Single Leg Balance With Foam Pad
Single Leg Balance With Foam Pad
A simple foam-pad balance drill to improve proprioception and ankle stability with an easy progression from supported to unsupported.
Muscles Targeted
Ankle stabilizers, foot intrinsics, peroneals, calf complex, and supporting hip control muscles.
Key Benefits
- Improves balance and proprioception
- Builds ankle endurance for walking and running
- Useful for sprain prevention and late-stage rehab
- Easy to progress by reducing support or closing eyes
Equipment Needed
A foam stability pad. A folded towel or yoga mat can be a good substitute.
How to Perform
- Stand on the foam pad with one foot.
- Find a tall posture with a soft knee and steady breathing.
- Keep pressure spread across the heel, big toe, and little toe.
- Hold for time while keeping the knee centered over the foot.

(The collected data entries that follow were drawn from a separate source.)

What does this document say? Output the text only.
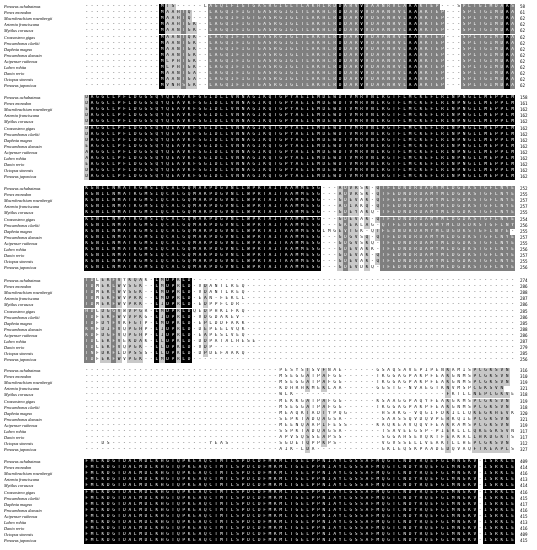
Penaeus achabatmus	- - - - - - - - - - - - - - M T S - - - - - L A G Q I F I G T G A S R G I G L T L A K H L R D D A R V V D A A N R V L A A A K T E P - - - S P L T G I M D A A S	58
Penes monodon	- - - - - - - - - - - - - - M A A H T Q - - - L A G Q I F I G T G A S R G I G L T L A K H L R D D A R V V D A A N R V L A A A K T E P - - - S P L T G I M D A A	61
Macrobrachium rosenbergii	- - - - - - - - - - - - - - M A A H T Q - - - L A G Q I F I G T G A S R G I G L T L A K H L R D D A R V V D S A N R V L A A A K T E P - - - S P L T G I M D A A	62
Artemia franciscana	- - - - - - - - - - - - - - M A A H T G K - - L A G Q I F I G T G A S R G I G L T L A K H L R D D A R V V D A A N R V L A A A K T E P - - - S P L T G I M D A A	62
Mytilus coruscus	- - - - - - - - - - - - - - M A A N T G K - - L A G Q I F I G T G A S R G I G L T L A K H L R D D A R V V D A A N R V L A A A K T E P - - - S P L T G I M D A A	62
Crassostrea gigas	- - - - - - - - - - - - - - M A A N T Q K - - L A G Q I F I G T G A S R G I G L T L A K H L R D D A R V V D A A N R V L A A A K T E P - - - S P L T G I M D A A	62
Procambarus clarkii	- - - - - - - - - - - - - - M A A N T G K - - L A G Q I F I G T G A S R G I G L T L A K H L R D D A R V V D A A N R V L A A A K T E P - - - S P L T G I M D A A	62
Daphnia magna	- - - - - - - - - - - - - - M A A N T G K - - L A G Q I F I G T G A S R G I G L T L A K H L R D D A R V V D A A N R V L A A A K T E P - - - S P L T G I M D A A	62
Procambarus daeusin	- - - - - - - - - - - - - - M A A N T G K - - L A G Q I F I G T G A S R G I G L T L A K H L R D D A R V V D A A N R V L A A A K T E P - - - S P L T G I M D A A	62
Acipenser ruthenus	- - - - - - - - - - - - - - M L P H T G K - - L A G Q I F I G T G A S R G I G L T L A K H L R D D A R V V D A A N R V L A A A K T E P - - - S P L T G I M D A A	62
Labeo rohita	- - - - - - - - - - - - - - M L P H T G K - - L A G Q I F I G T G A S R G I G L T L A K H L R D D A R V V D A A N R V L A A A K T E P - - - S P L T G I M D A A	62
Danio rerio	- - - - - - - - - - - - - - M A A N T G A - - L A G Q I F I G T G A S R G I G L T L A K H L R D D A R V V D A A N R V L A A A K T E P - - - S P L T G I M D A A	62
Octopus sinensis	- - - - - - - - - - - - - - M A A N T G A - - L A G Q I F I G T G A S R G I G L T L A K H L R D D A R V V D A A N R V L A A A K T E P - - - S P L T G I M D A A	62
Penaeus japonicus	- - - - - - - - - - - - - - M V N H S G K - - L A G Q I F I G T G A S R G I G L T L A K H L R D D A R V V D A A N R V L A A A K T E P - - - S P L T G I M D A A	62
Penaeus achabatmus	D A G G C L P F L D G G S Q Y Q E A V K F G G I D L L V N N A G I K Q T G P Y A E I E M D E W D T V M R V N L R G T F L M C K E F L R I N P N G L L M E P P L M	158
Penes monodon	D A G G C L P F L D G G S Q Y Q E A V K F G G I D L L V N N A G I K Q T G P Y A E I E M D E W D T V M R V N L R G T F L M C K E F L R I N P N G L L M E P P L M	161
Macrobrachium rosenbergii	E A G G C L P F L D G G S Q Y Q E A V K F G G I D L L V N N A G I K Q T G P Y A E I E M D E W D T V M R V N L R G T F L M C K E F L R I N P N G L L M E P P L M	162
Artemia franciscana	D A G G C L P F L D G G S Q Y Q E A V K F G G I D L L V N N A G I K Q T G P Y A E I E M D E W D T V M R V N L R G T F L M C K E F L R I N P N G L L M E P P L M	162
Mytilus coruscus	D A G G C L P F L D G G S Q Y Q E A V K F G G I D L L V N N A G I K Q T G P Y A E I E M D E W D T V M R V N L R G T F L M C K E F L R I N P N G L L M E P P L M	162
Crassostrea gigas	D A G G C L P F L D G G S Q Y Q E A V K F G G I D L L V N N A G I K Q T G P Y A E I E M D E W D T V M R V N L R G T F L M C K E F L R I N P N G L L M E P P L M	162
Procambarus clarkii	D A G G C L P F L D G G S Q Y Q E A V K F G G I D L L V N N A G I K Q T G P Y A E I E M D E W D T V M R V N L R G T F L M C K E F L R I N P N G L L M E P P L M	162
Daphnia magna	D A G G C L P F L D G G S Q Y Q E A V K F G G I D L L V N N A G I K Q T G P Y A E I E M D E W D T V M R V N L R G T F L M C K E F L R I N P N G L L M E P P L M	162
Procambarus daeusin	E A G G C L P F L D G G S Q Y Q E A V K F G G I D L L V N N A G I K Q T G P Y A E I E M D E W D T V M R V N L R G T F L M C K E F L R I N P N G L L M E P P L M	162
Acipenser ruthenus	A A G G C L P F L D G G S Q Y Q E A V K F G G I D L L V N N A G I K Q T G P Y A E I E M D E W D T V M R V N L R G T F L M C K E F L R I N P N G L L M E P P L M	162
Labeo rohita	A A G G C L P F L D G G S Q Y Q E A V K F G G I D L L V N N A G I K Q T G P Y A E I E M D E W D T V M R V N L R G T F L M C K E F L R I N P N G L L M E P P L M	162
Danio rerio	E A G G C L P F L D G G S Q Y Q E A V K F G G I D L L V N N A G I K Q T G P Y A E I E M D E W D T V M R V N L R G T F L M C K E F L R I N P N G L L M E P P L M	162
Octopus sinensis	D A G G C L P F L D G G S Q Y Q E A V K F G G I D L L V N N A G I K Q T G P Y A E I E M D E W D T V M R V N L R G T F L M C K E F L R I N P N G L L M E P P L M	162
Penaeus japonicus	D A G G C L P F L D G G S Q Y Q E A V K F G G I D L L V N N A G I K Q T G P Y A E I E M D E W D T V M R V N L R G T F L M C K E F L R I N P N G L L M E P P L M	162
Penaeus achabatmus	K G N I L N M A T K G M S I Q C A L G Q M A K P D G V N L L W P R T A I T A A M M E S G - - - A D V R S K - Q T F E D N D R D A M Y M L D G D K S T G F L N Y E	252
Penes monodon	K G N I L N M A T K G M S I Q C A L G Q M A K P D G V N L L W P R T A I T A A M M E S G - - - A D V R S K - Q T F E D N D R D A M Y M L D G D K S T G F L N Y E	255
Macrobrachium rosenbergii	K G N I L N M A T K G M S I Q C A L G Q M A K P D G V N L L W P R T A I T A A M M E S G - - - G D E V A K - Q T F E D N D R D A M Y M L D G D K S T G F L N Y E	257
Artemia franciscana	K G N I L N M A T K G M S I Q C A L G Q M A K P D G V N L L W P R T A I T A A M M E S G - - - A D I A K Q - Q T F E D N D R D A M Y M L D G D K S T G F L N Y E	257
Mytilus coruscus	K G N I L N M A T K G M S I Q C A L G Q M A K P D G V N L L W P R T A I T A A M M E S G - - - G D E Y A K Q - T F E D N D R D A M Y M L D G D K S T G F L N Y E	255
Crassostrea gigas	K G N I L N M A T K G M S I Q C A L G Q M A K P D G V N L L W P R T A I T A A M M E S G - - - G D E V A K - Q T F E D N D R D A M Y M L D G D K S T G F L N Y E	254
Procambarus clarkii	K G N I L N M A T K G M S I Q C A L G Q M A K P D G V N L L W P R T A I T A A M M E S G - - - G K E A L A G - Q T F E D N D R D A M Y M L D G D K S T G F L N Y	256
Daphnia magna	K G N I L N M A T K G M S I Q C A L G Q M A K P D G V N L L W P R T A I T A A M M E S G L M G E V T G K - Q T F E D N D R D A M Y M L D G D K S T G F L N Y E -	255
Procambarus daeusin	K G N I L N M A T K G M S I Q C A L G Q M A K P D G V N L L W P R T A I T A A M M E S G - - - G D G V S Q - Q T F E D N D R D A M Y M L D G D K S T G F L N Y E	257
Acipenser ruthenus	K G N I L N M A T K G M S I Q C A L G Q M A K P D G V N L L W P R T A I T A A M M E S G - - - G D G V S K Q - T F E D N D R D A M Y M L D G D K S T G F L N Y E	255
Labeo rohita	K G N I L N M A T K G M S I Q C A L G Q M A K P D G V N L L W P R T A I T A A M M E S G - - - G D E V A K K - T F E D N D R D A M Y M L D G D K S T G F L N Y E	256
Danio rerio	K G N I L N M A T K G M S I Q C A L G Q M A K P D G V N L L W P R T A I T A A M M E S G - - - G D E V A K - Q T F E D N D R D A M Y M L D G D K S T G F L N Y E	257
Octopus sinensis	K G N I L N M A T K G M S I Q C A L G Q M A K P D G V N L L W P R T A I T A A M M E S G - - - G D E V A K - Q T F E D N D R D A M Y M L D G D K S T G F L N Y E	255
Penaeus japonicus	K G N I L N M A T K G M S I Q C A L G Q M A K P D G V N L L W P R T A I T A A M M E S G - - - G D E V D K Q - T F E D N D R D A M Y M L D G D K S T G F L N Y E	256
Penaeus achabatmus	T D L E K F V Y K Q A K - L M D P K L D - - - - - - - - - - - - - - - - - - - - - - - - - - - - - - - - - - - - - - - - - - - - - - - - - - - - - - - - - - - -	274
Penes monodon	T D M E K L W V S G K - - L M D P R L D - V D A N T L R E Q - - - - - - - - - - - - - - - - - - - - - - - - - - - - - - - - - - - - - - - - - - - - - - - - - -	286
Macrobrachium rosenbergii	T D M E K L W V S G K - - L M D P R L D - V D A N T L R E Q - - - - - - - - - - - - - - - - - - - - - - - - - - - - - - - - - - - - - - - - - - - - - - - - - -	288
Artemia franciscana	T D M E K F W V P R K - - L M D P R L D - E A N - F E K L L - - - - - - - - - - - - - - - - - - - - - - - - - - - - - - - - - - - - - - - - - - - - - - - - - -	287
Mytilus coruscus	T D M E K F W V P R K - - L I D P R L D - E D P P F C D R - - - - - - - - - - - - - - - - - - - - - - - - - - - - - - - - - - - - - - - - - - - - - - - - - - -	286
Crassostrea gigas	H D L D G G V W V P G R - L M D P R L D Q E D P H K I F K Q - - - - - - - - - - - - - - - - - - - - - - - - - - - - - - - - - - - - - - - - - - - - - - - - - -	285
Procambarus clarkii	T D F E K F W V V P K G - L I D P R L D - V D G D A K E V - - - - - - - - - - - - - - - - - - - - - - - - - - - - - - - - - - - - - - - - - - - - - - - - - - -	286
Daphnia magna	T D F D Y F V K F G T P - L M D P K L D - E P L D D F A K K - - - - - - - - - - - - - - - - - - - - - - - - - - - - - - - - - - - - - - - - - - - - - - - - - -	285
Procambarus daeusin	K M F D I F V Q P G H P - L I D P R L D - D E P E E L V Q K - - - - - - - - - - - - - - - - - - - - - - - - - - - - - - - - - - - - - - - - - - - - - - - - - -	288
Acipenser ruthenus	K D F D G F V Q P G H P - L I D P R L D - E A P E S L V E Q - - - - - - - - - - - - - - - - - - - - - - - - - - - - - - - - - - - - - - - - - - - - - - - - - -	286
Labeo rohita	T D L E K F V E K D A K - L L D P K L D - D D P A T A L H E S E - - - - - - - - - - - - - - - - - - - - - - - - - - - - - - - - - - - - - - - - - - - - - - - -	287
Danio rerio	T D L E K F V Q P G K - - L L D P K L D - V D P - - - - - - - - - - - - - - - - - - - - - - - - - - - - - - - - - - - - - - - - - - - - - - - - - - - - - - - -	279
Octopus sinensis	T N F D K F L D P S S S - L L D P K L D - D P D E F A A K Q - - - - - - - - - - - - - - - - - - - - - - - - - - - - - - - - - - - - - - - - - - - - - - - - - -	285
Penaeus japonicus	T D F E K F W V P G K - - L M D P R L D - - - - - - - - - - - - - - - - - - - - - - - - - - - - - - - - - - - - - - - - - - - - - - - - - - - - - - - - - - - -	256
Penaeus achabatmus	- - - - - - - - - - - - - - - - - - - - - - - - - - - - - - - - - - - - P E S Y S T S V F N A E - - - - - - G S A Q S A V E P I P E N K A M I S P C G K S V N	316
Penes monodon	- - - - - - - - - - - - - - - - - - - - - - - - - - - - - - - - - - - - M S E G G A T P A F G G - - - - - - T K G G A G P A K P F E A K G N M S P C G K S V N	310
Macrobrachium rosenbergii	- - - - - - - - - - - - - - - - - - - - - - - - - - - - - - - - - - - - M S E G G A T P A F G G - - - - - - T K G G A G P A K P F E A K G N M S P C G K S V N	319
Artemia franciscana	- - - - - - - - - - - - - - - - - - - - - - - - - - - - - - - - - - - - K D H R H K M E K L A A - - - - - - G G S T G - N V A E G T K N V M S P C G K S V N	321
Mytilus coruscus	- - - - - - - - - - - - - - - - - - - - - - - - - - - - - - - - - - - - W L K - - - - - - - - - - - - - - - - - - - - - - - - - - - - F K T L L N E P C G K V E	318
Crassostrea gigas	- - - - - - - - - - - - - - - - - - - - - - - - - - - - - - - - - - - - M E K K G A T P A F G G - - - - - - K S A A G G P A Q Y F E A K G K M S P C G K S V N	319
Procambarus clarkii	- - - - - - - - - - - - - - - - - - - - - - - - - - - - - - - - - - - - M S E G G A T P A F G G - - - - - - T K G G A G P A K P F E A K G N M S P C G K S V N	318
Daphnia magna	- - - - - - - - - - - - - - - - - - - - - - - - - - - - - - - - - - - - M E A Q K T A D T Y P Q G - - - - - - H S A K G - V Q G I F D K I L L Q K E G K H E V K	320
Procambarus daeusin	- - - - - - - - - - - - - - - - - - - - - - - - - - - - - - - - - - - - S E P K T A D Q A G S A - - - - - - - S A A S S Q V D Q V P E R K Q I E P C G K S V N	321
Acipenser ruthenus	- - - - - - - - - - - - - - - - - - - - - - - - - - - - - - - - - - - - M E E N Q A A P I F E S S - - - - - K A Q K E A V Q Q V F E A K R A M S P C G K S V N	319
Labeo rohita	- - - - - - - - - - - - - - - - - - - - - - - - - - - - - - - - - - - - S S P K T A D Q A G S A - - - - - - - T S A V E E G S P - P I E K L L L Q K E G K S V N	317
Danio rerio	- - - - - - - - - - - - - - - - - - - - - - - - - - - - - - - - - - - - A P V S Q S S E A P S S - - - - - - - S G G A H S E V Q K T F E A K A L L H K D G K T S	317
Octopus sinensis	- - - D S - - - - - - - - - - - - - - - - - - Y E A S - - - - - - - - - S G D E T Q P P K P S - - - - - - - - V G V S S E L L V E A K T L L H E P C G K S V N	312
Penaeus japonicus	- - - - - - - - - - - - - - - - - - - - - - - - - - - - - - - - - - - - A I K - L D A - - - - - - - - - - - - G K L E Q S K P A A D E D Q V A Q F T K E A P L S	327
Penaeus achabatmus	F M L K D G T D A L M D L K H G T Q P K E A Q C T M T L S P D C D F M K M L T G E L P P N I A Y L G S S A F M Q G T C N D Y R Q E F G L M N G K V - I S R K L E	409
Penes monodon	F M L K D G T D A L M D L K H G T Q P K E A Q C T M T L S P D C D F M K M L T G E L P P N I A Y L G S S A F M Q G T C N D Y R Q E F G L M N G K V - I S R K L E	414
Macrobrachium rosenbergii	F M L K D G T D A L M D L K H G T Q P K E A Q C T M T L S P D C D F M K M L T G E L P P N I A Y L G S S A F M Q G T C N D Y R Q E F G L M N G K V - I S R K L E	416
Artemia franciscana	F M L K D G T D A L M D L K H G T Q P K E A Q C T M T L S P D C D F M K M L T G E L P P N I A Y L G S S A F M Q G T C N D Y R Q E F G L M N G K V - I S R K L E	413
Mytilus coruscus	F M L K D G T D A L M D L K H G T Q P K E A Q C T M T L S P D C D F M K M L T G E L P P N I A Y L G S S A F M Q G T C N D Y R Q E F G L M N G K V - I S R K L E	414
Crassostrea gigas	F M L K D G T D A L M D L K H G T Q P K E A Q C T M T L S P D C D F M K M L T G E L P P N I A Y L G S S A F M Q G T C N D Y R Q E F G L M N G K V - I S R K L E	416
Procambarus clarkii	F M L K D G T D A L M D L K H G T Q P K E A Q C T M T L S P D C D F M K M L T G E L P P N I A Y L G S S A F M Q G T C N D Y R Q E F G L M N G K V - I S R K L E	415
Daphnia magna	F M L K D G T D A L M D L K H G T Q P K E A Q C T M T L S P D C D F M K M L T G E L P P N I A Y L G S S A F M Q G T C N D Y R Q E F G L M N G K V - I S R K L E	417
Procambarus daeusin	F M L K D G T D A L M D L K H G T Q P K E A Q C T M T L S P D C D F M K M L T G E L P P N I A Y L G S S A F M Q G T C N D Y R Q E F G L M N G K V - I S R K L E	416
Acipenser ruthenus	F M L K D G T D A L M D L K H G T Q P K E A Q C T M T L S P D C D F M K M L T G E L P P N I A Y L G S S A F M Q G T C N D Y R Q E F G L M N G K V - I S R K L E	415
Labeo rohita	F M L K D G T D A L M D L K H G T Q P K E A Q C T M T L S P D C D F M K M L T G E L P P N I A Y L G S S A F M Q G T C N D Y R Q E F G L M N G K V - I S R K L E	413
Danio rerio	F M L K D G T D A L M D L K H G T Q P K E A Q C T M T L S P D C D F M K M L T G E L P P N I A Y L G S S A F M Q G T C N D Y R Q E F G L M N G K V - I S R K L E	416
Octopus sinensis	F M L K D G T D A L M D L K H G T Q P K E A Q C T M T L S P D C D F M K M L T G E L P P N I A Y L G S S A F M Q G T C N D Y R Q E F G L M N G K V - I S R K L E	409
Penaeus japonicus	F M L K D G T D A L M D L K H G T Q P K E A Q C T M T L S P D C D F M K M L T G E L P P N I A Y L G S S A F M Q G T C N D Y R Q E F G L M N G K V - I S R K L E	415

- Switch sides and repeat.
Programming Options
- 1–3 sets of 20–60 seconds per side
- Rest 30–60 seconds between sets
- Progress by using less support, adding reaches, or trying eyes-closed holds
When to Use It
Great for warm-ups, rehab, and performance prep—especially after ankle sprains or for athletes who want better single-leg control.
Related Ankle Exercises
For more ankle mobility and stability drills, visit the full Ankle Exercises category.
Frequently Asked Questions
Should I do this barefoot or in shoes?
Either is fine. Barefoot can improve foot awareness; shoes can be more comfortable early on. Choose the option that lets you keep steady tripod pressure.
My toes keep gripping the pad—what should I do?
Take short breaks, reduce the hold time, and think “relaxed toes, stable arch.” If it still happens, start on the floor first, then progress to the pad.
Is eyes-closed a good progression?
Yes, but only after you can hold 30–45 seconds with good control. Start with 5–10 seconds eyes closed and build up gradually.